New model could explain mysterious cycle behind sunspots

Sunspots can be seen on this image of solar radiation. Each sunspot lasts a few days to a few months, and the total number peaks every 11 years. The darker spots accompany bright white blotches, called faculae, which increase overall solar radiation. (Credit: NASA/Goddard/SORCE)

A new model of plasma motion could explain the 11-year cycle behind sunspots and several other previously mysterious properties of the sun, researchers report.

For 400 years people have tracked sunspots, the dark patches that appear for weeks at a time on the sun’s surface. They have observed but been unable to explain why the number of spots peaks every 11 years.

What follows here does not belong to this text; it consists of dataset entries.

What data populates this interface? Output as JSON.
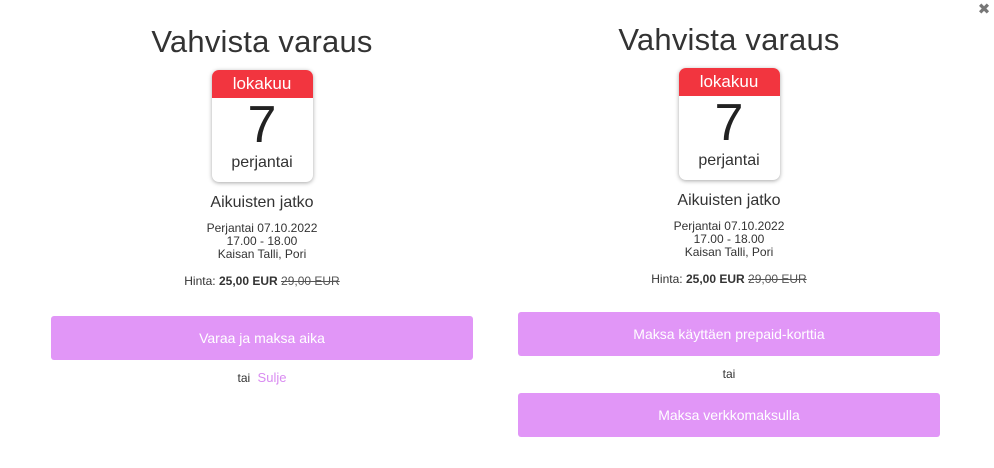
{
  "close_icon_label": "✖",
  "left": {
    "title": "Vahvista varaus",
    "calendar": {
      "month": "lokakuu",
      "day": "7",
      "weekday": "perjantai"
    },
    "event_name": "Aikuisten jatko",
    "details": {
      "date": "Perjantai 07.10.2022",
      "time": "17.00 - 18.00",
      "location": "Kaisan Talli, Pori"
    },
    "price": {
      "label": "Hinta:",
      "current": "25,00 EUR",
      "old": "29,00 EUR"
    },
    "primary_button": "Varaa ja maksa aika",
    "or_text": "tai",
    "close_link": "Sulje"
  },
  "right": {
    "title": "Vahvista varaus",
    "calendar": {
      "month": "lokakuu",
      "day": "7",
      "weekday": "perjantai"
    },
    "event_name": "Aikuisten jatko",
    "details": {
      "date": "Perjantai 07.10.2022",
      "time": "17.00 - 18.00",
      "location": "Kaisan Talli, Pori"
    },
    "price": {
      "label": "Hinta:",
      "current": "25,00 EUR",
      "old": "29,00 EUR"
    },
    "prepaid_button": "Maksa käyttäen prepaid-korttia",
    "or_text": "tai",
    "online_button": "Maksa verkkomaksulla"
  },
  "colors": {
    "button": "#e196f7",
    "calendar_header": "#f2353f",
    "link": "#d98bf1"
  }
}
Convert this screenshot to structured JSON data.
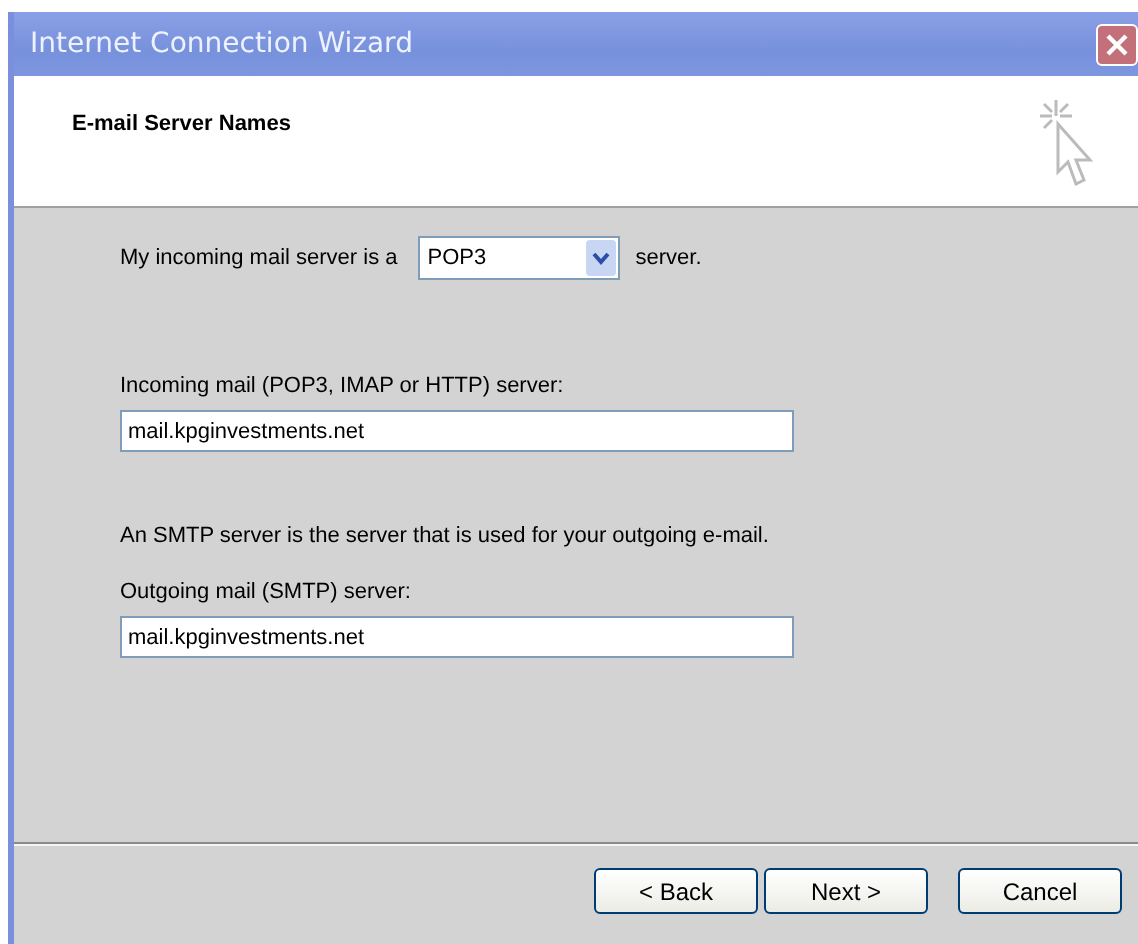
{
  "window": {
    "title": "Internet Connection Wizard"
  },
  "header": {
    "title": "E-mail Server Names"
  },
  "server_type": {
    "label_before": "My incoming mail server is a",
    "value": "POP3",
    "label_after": "server."
  },
  "incoming": {
    "label": "Incoming mail (POP3, IMAP or HTTP) server:",
    "value": "mail.kpginvestments.net"
  },
  "smtp_note": "An SMTP server is the server that is used for your outgoing e-mail.",
  "outgoing": {
    "label": "Outgoing mail (SMTP) server:",
    "value": "mail.kpginvestments.net"
  },
  "buttons": [
    {
      "label": "< Back",
      "kind": "nav"
    },
    {
      "label": "Next >",
      "kind": "nav"
    },
    {
      "label": "Cancel",
      "kind": "cancel"
    }
  ]
}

“Our model is completely different from a normal picture of the sun,” says first author Thomas Jarboe, a professor of aeronautics and astronautics at the University of Washington. “I really think we’re the first people that are telling you the nature and source of solar magnetic phenomena—how the sun works.”

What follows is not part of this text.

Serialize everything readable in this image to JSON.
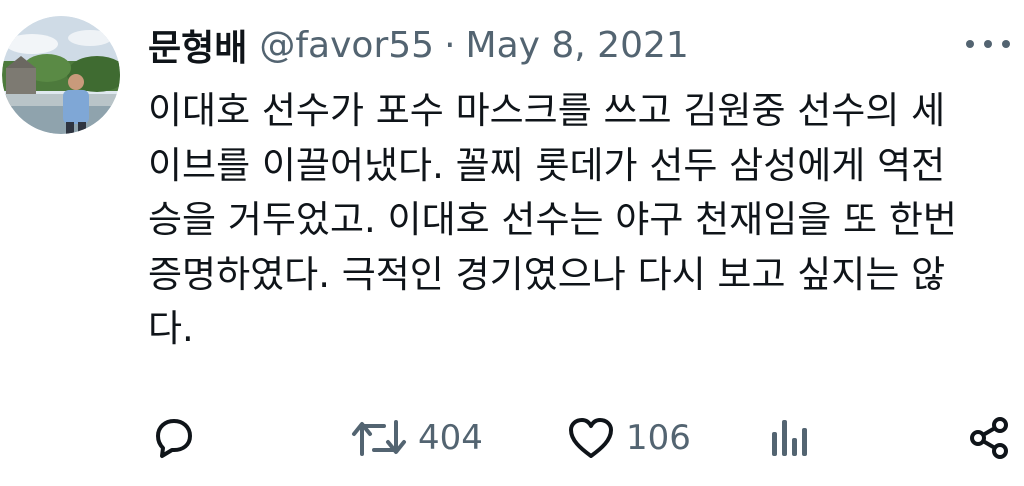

The authors created a model based on their previous work with fusion energy research. The model shows that a thin layer beneath the sun’s surface is key to many of the features we see from Earth, like sunspots, magnetic reversals, and solar flow, and comparisons with observations of the sun back the model up.

“The observational data are key to confirming our picture of how the sun functions,” Jarboe says.

In the new model, a thin layer of magnetic flux and plasma, or free-floating electrons, moves at different speeds on different parts of the sun. The difference in speed between the flows creates twists of magnetism, known as magnetic helicity, that are similar to what happens in some fusion reactor concepts.

“Every 11 years, the sun grows this layer until it’s too big to be stable, and then it sloughs off,” Jarboe says. Its departure exposes the lower layer of plasma moving in the opposite direction with a flipped magnetic field.

When the circuits in both hemispheres are moving at the same speed, more sunspots appear. When the circuits are different speeds, there is less sunspot activity. That mismatch, Jarboe says, may have happened during the decades of little sunspot activity known as the “Maunder Minimum.”

“If the two hemispheres rotate at different speeds, then the sunspots near the equator won’t match up, and the whole thing will die,” Jarboe says.

“Scientists had thought that a sunspot was generated down at 30% of the depth of the sun, and then came up in a twisted rope of plasma that pops out,” Jarboe says. Instead, his model shows that the sunspots are in the “supergranules” that form within the thin, subsurface layer of plasma that the study calculates to be roughly 100 to 300 miles (150 to 450 kilometers) thick, or a fraction of the sun’s 430,000-mile radius.

“The sunspot is an amazing thing. There’s nothing there, and then all of a sudden, you see it in a flash,” Jarboe says.

The group’s previous research has focused on fusion power reactors, which use very high temperatures similar to those inside the sun to separate hydrogen nuclei from their electrons. In both the sun and in fusion reactors the nuclei of two hydrogen atoms fuse together, releasing huge amounts of energy.

The type of reactor Jarboe has focused on, a spheromak, contains the electron plasma within a sphere that causes it to self-organize into certain patterns. When Jarboe began to consider the sun, he saw similarities, and created a model for what might be happening in the celestial body.

“For 100 years people have been researching this,” Jarboe says. “Many of the features we’re seeing are below the resolution of the models, so we can only find them in calculations.”

He says the theory also explains other properties, iincluding flow inside the sun, the twisting action that leads to sunspots, and the total magnetic structure of the sun. The paper is likely to provoke intense discussion, Jarboe says.

“My hope is that scientists will look at their data in a new light, and the researchers who worked their whole lives to gather that data will have a new tool to understand what it all means,” he says.

A paper describing the new model appears in Physics of Plasmas.